As recommended in the report, the national radiation oncology co-ordinating group has been established. The group comprises clinical, technical, managerial, academic and nursing expertise from different geographic regions. The group's remit encompasses recommending measures to facilitate improved access to existing and planned services, including transport and accommodation. The group will also advise on quality assurance protocols and guidelines for the referral of public patients to private facilities.

Funding of up to €l million is being made available to develop a national telesynergy network for oncology services. The aim of the network is to improve service delivery and efficiency, to better use consultants' time, reduce consultant and patient travel, and support earlier and better diagnosis.
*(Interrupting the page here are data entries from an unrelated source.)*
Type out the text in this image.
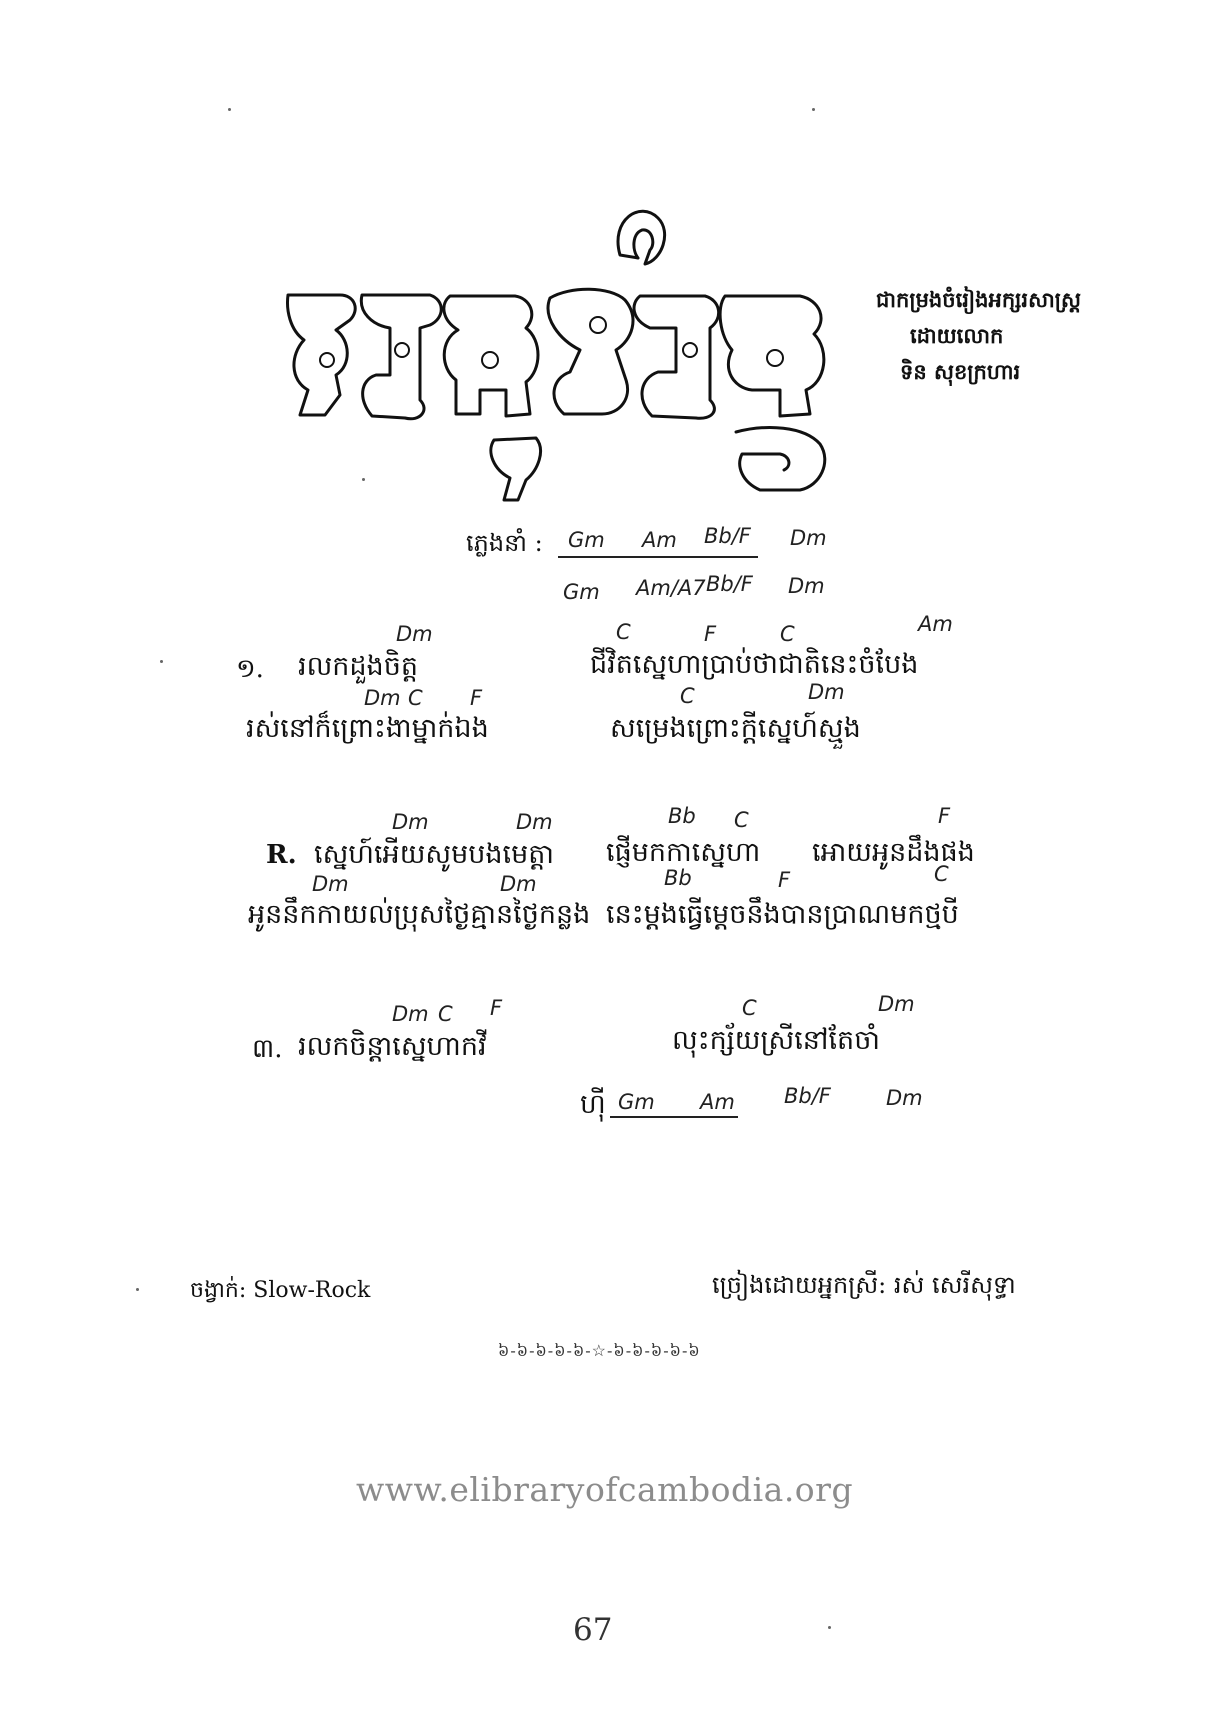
ជាកម្រងចំរៀងអក្សរសាស្ត្រ
ដោយលោក
ទិន សុខក្រហារ
ភ្លេងនាំ : Gm Am Bb/F Dm
Gm Am/A7 Bb/F Dm
១.
Dm
រលកដួងចិត្ត
C	F	C	Am
ជីវិតស្នេហាប្រាប់ថាជាតិនេះចំបែង
Dm C F
រស់នៅក៏ព្រោះងាម្នាក់ឯង
C	Dm
សម្រេងព្រោះក្តីស្នេហ៍ស្មួង
R.
Dm	Dm
ស្នេហ៍អើយសូមបងមេត្តា
Bb C
ផ្ញើមកកាស្នេហា
F
អោយអូនដឹងផង
Dm	Dm
អូននឹកកាយល់ប្រុសថ្ងៃគ្មានថ្ងៃកន្លង
Bb	F	C
នេះម្តងធ្វើម្តេចនឹងបានប្រាណមកថ្មបី
៣.
Dm C F
រលកចិន្តាស្នេហាកវី
C	Dm
លុះក្ស័យស្រីនៅតែចាំ
ហ៊ី Gm Am Bb/F	Dm
ចង្វាក់: Slow-Rock	ច្រៀងដោយអ្នកស្រី: រស់ សេរីសុទ្ធា
៦-៦-៦-៦-៦-☆-៦-៦-៦-៦-៦
www.elibraryofcambodia.org
67
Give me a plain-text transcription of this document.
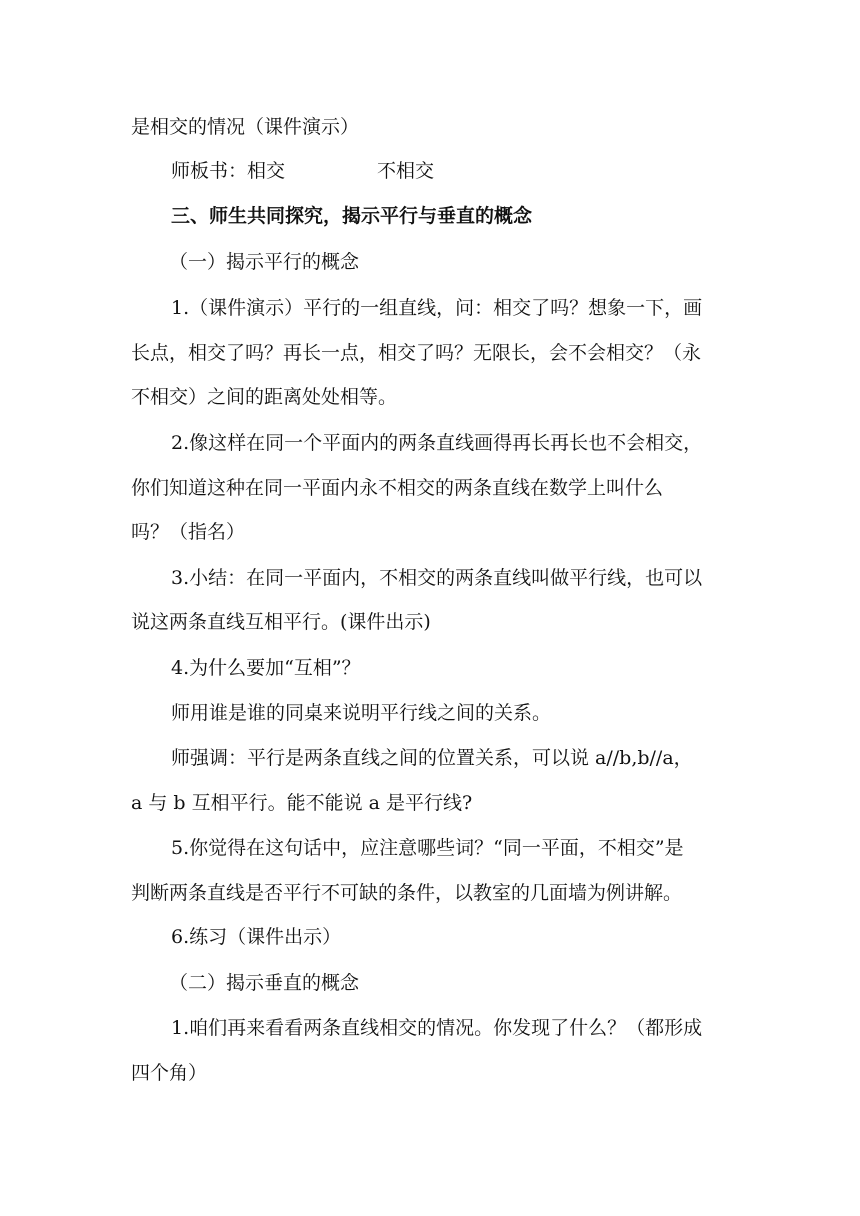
是相交的情况（课件演示）

师板书：相交	不相交

三、师生共同探究，揭示平行与垂直的概念

（一）揭示平行的概念

1.（课件演示）平行的一组直线，问：相交了吗？想象一下，画

长点，相交了吗？再长一点，相交了吗？无限长，会不会相交？（永

不相交）之间的距离处处相等。

2.像这样在同一个平面内的两条直线画得再长再长也不会相交，

你们知道这种在同一平面内永不相交的两条直线在数学上叫什么

吗？（指名）

3.小结：在同一平面内，不相交的两条直线叫做平行线，也可以

说这两条直线互相平行。(课件出示)

4.为什么要加“互相”？

师用谁是谁的同桌来说明平行线之间的关系。

师强调：平行是两条直线之间的位置关系，可以说 a//b,b//a，

a 与 b 互相平行。能不能说 a 是平行线?

5.你觉得在这句话中，应注意哪些词？“同一平面，不相交”是

判断两条直线是否平行不可缺的条件，以教室的几面墙为例讲解。

6.练习（课件出示）

（二）揭示垂直的概念

1.咱们再来看看两条直线相交的情况。你发现了什么？（都形成

四个角）
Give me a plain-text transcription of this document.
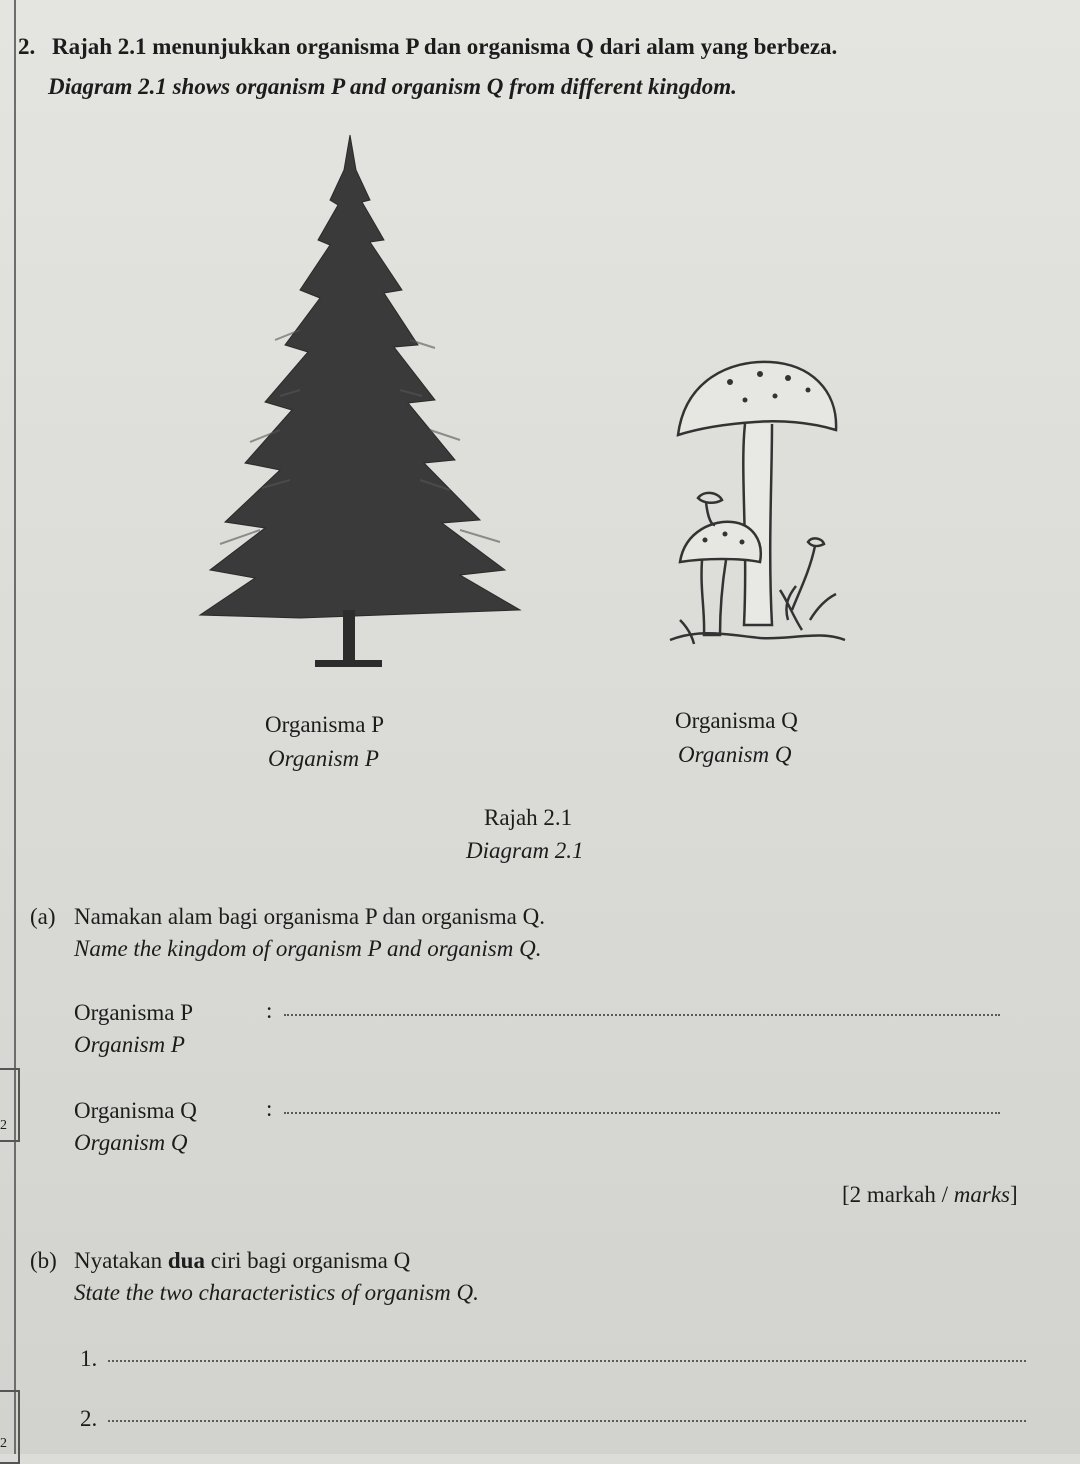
2. Rajah 2.1 menunjukkan organisma P dan organisma Q dari alam yang berbeza.
Diagram 2.1 shows organism P and organism Q from different kingdom.
Organisma P
Organism P
Organisma Q
Organism Q
Rajah 2.1
Diagram 2.1
(a) Namakan alam bagi organisma P dan organisma Q.
Name the kingdom of organism P and organism Q.
Organisma P
Organism P
:
Organisma Q
Organism Q
:
2
[2 markah / marks]
(b) Nyatakan dua ciri bagi organisma Q
State the two characteristics of organism Q.
1.
2.
2
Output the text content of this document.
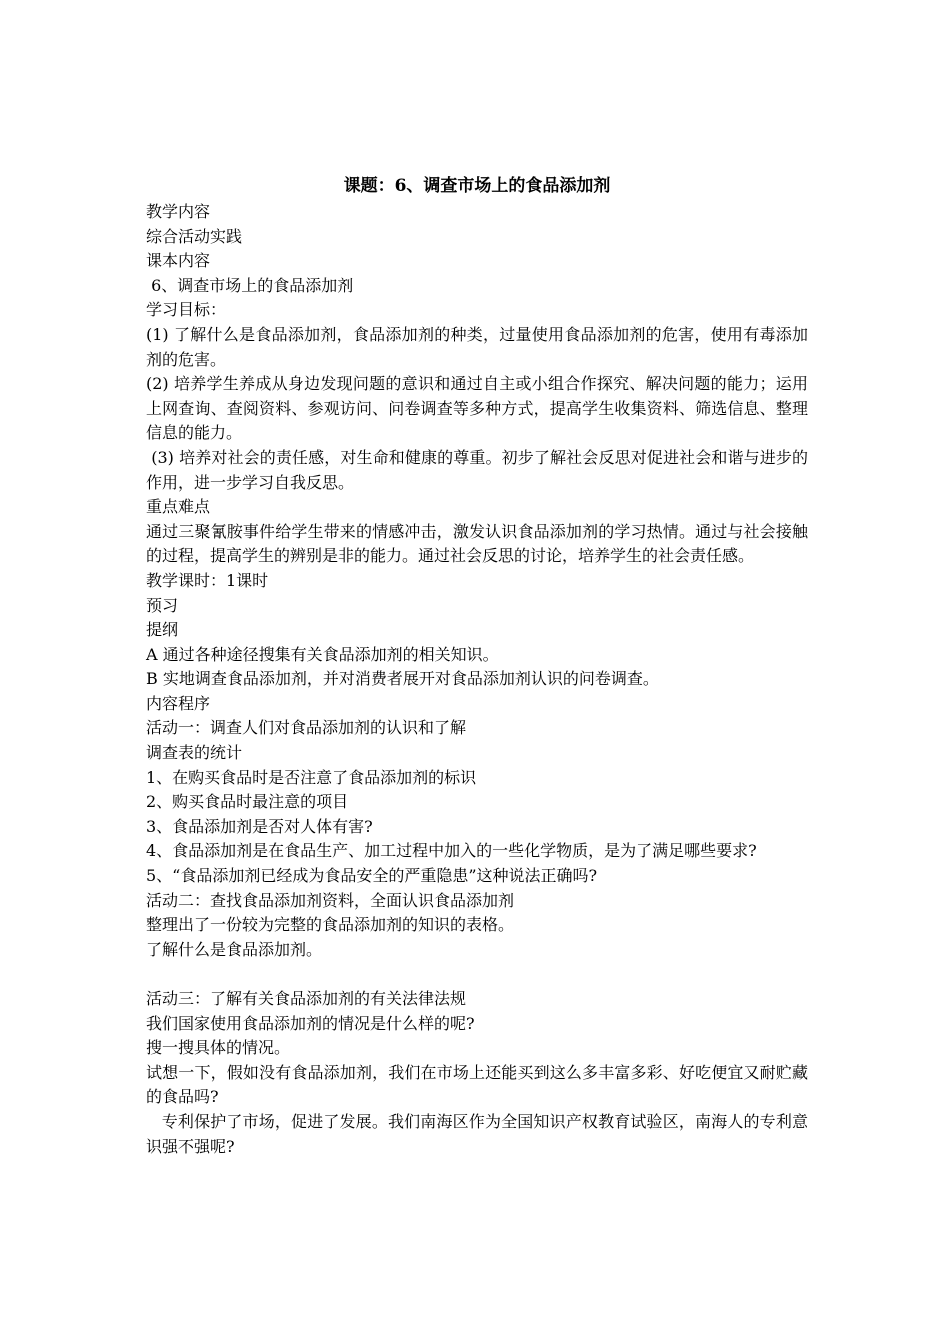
课题：6、调查市场上的食品添加剂
教学内容
综合活动实践
课本内容
6、调查市场上的食品添加剂
学习目标：
(1) 了解什么是食品添加剂，食品添加剂的种类，过量使用食品添加剂的危害，使用有毒添加剂的危害。
(2) 培养学生养成从身边发现问题的意识和通过自主或小组合作探究、解决问题的能力；运用上网查询、查阅资料、参观访问、问卷调查等多种方式，提高学生收集资料、筛选信息、整理信息的能力。
(3) 培养对社会的责任感，对生命和健康的尊重。初步了解社会反思对促进社会和谐与进步的作用，进一步学习自我反思。
重点难点
通过三聚氰胺事件给学生带来的情感冲击，激发认识食品添加剂的学习热情。通过与社会接触的过程，提高学生的辨别是非的能力。通过社会反思的讨论，培养学生的社会责任感。
教学课时：1课时
预习
提纲
A 通过各种途径搜集有关食品添加剂的相关知识。
B 实地调查食品添加剂，并对消费者展开对食品添加剂认识的问卷调查。
内容程序
活动一：调查人们对食品添加剂的认识和了解
调查表的统计
1、在购买食品时是否注意了食品添加剂的标识
2、购买食品时最注意的项目
3、食品添加剂是否对人体有害?
4、食品添加剂是在食品生产、加工过程中加入的一些化学物质，是为了满足哪些要求?
5、“食品添加剂已经成为食品安全的严重隐患”这种说法正确吗?
活动二：查找食品添加剂资料，全面认识食品添加剂
整理出了一份较为完整的食品添加剂的知识的表格。
了解什么是食品添加剂。
活动三：了解有关食品添加剂的有关法律法规
我们国家使用食品添加剂的情况是什么样的呢?
搜一搜具体的情况。
试想一下，假如没有食品添加剂，我们在市场上还能买到这么多丰富多彩、好吃便宜又耐贮藏的食品吗?
专利保护了市场，促进了发展。我们南海区作为全国知识产权教育试验区，南海人的专利意识强不强呢?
Radiation oncology centres will be required to provide services on an equitable basis which will ensure that patients of equal need will have equal access. Geography will not be a barrier to equal access. Radiation oncology centres at major teaching hospitals will be required to provide outreach services to hospitals in adjoining regions. This is currently the case and as more consultant radiation oncologists are appointed it will be necessary to ensure that there is an equitable spread of outreach services.

The model proposed by the report on the development of radiation oncology services in Ireland will provide a framework that meets the following national and international standards: it will adhere most closely to World Health Organisation, US national institutes of health and gold standard of cancer treatment being delivered within the context of a comprehensive cancer centre model; it will enable the development of specialist clinical teams with both tumour-specific and technology-specific expertise; it mandates the development of more extensive and integrated multi-disciplinary care; it meets the stated and expected medical and paramedical training programmes and their associated national and international accreditation mechanisms; it facilitates the most rapid implementation of new radiation technologies, particularly those with significant complexity and expense; and, fundamentally, it will address the issue of access where a profound shortage of national treatment capacity no longer becomes the dominant limiting factor.

I wish to reiterate the Government's commitment to providing the full range of cancer services for people throughout Ireland. In its decision last year on radiotherapy services, the Government remained open to the provision of a satellite radiation oncology unit in Waterford and elsewhere. The question of networked satellite locations will be kept under active review. New ideas and suggestions are continually being made and they are given fair consideration within the need to avoid a haphazard overall outcome.

We are determined to deliver enhanced services for the whole population as soon as possible. We will keep an open mind on how this objective can be achieved, bearing in mind the recommendations of the expert group, and our objectives of achieving best clinical outcomes for patients and making services both accessible and available to all cancer patients.

The Seanad adjourned at 8.25 p.m. until10.30 a.m. on Thursday, 18 November 2004.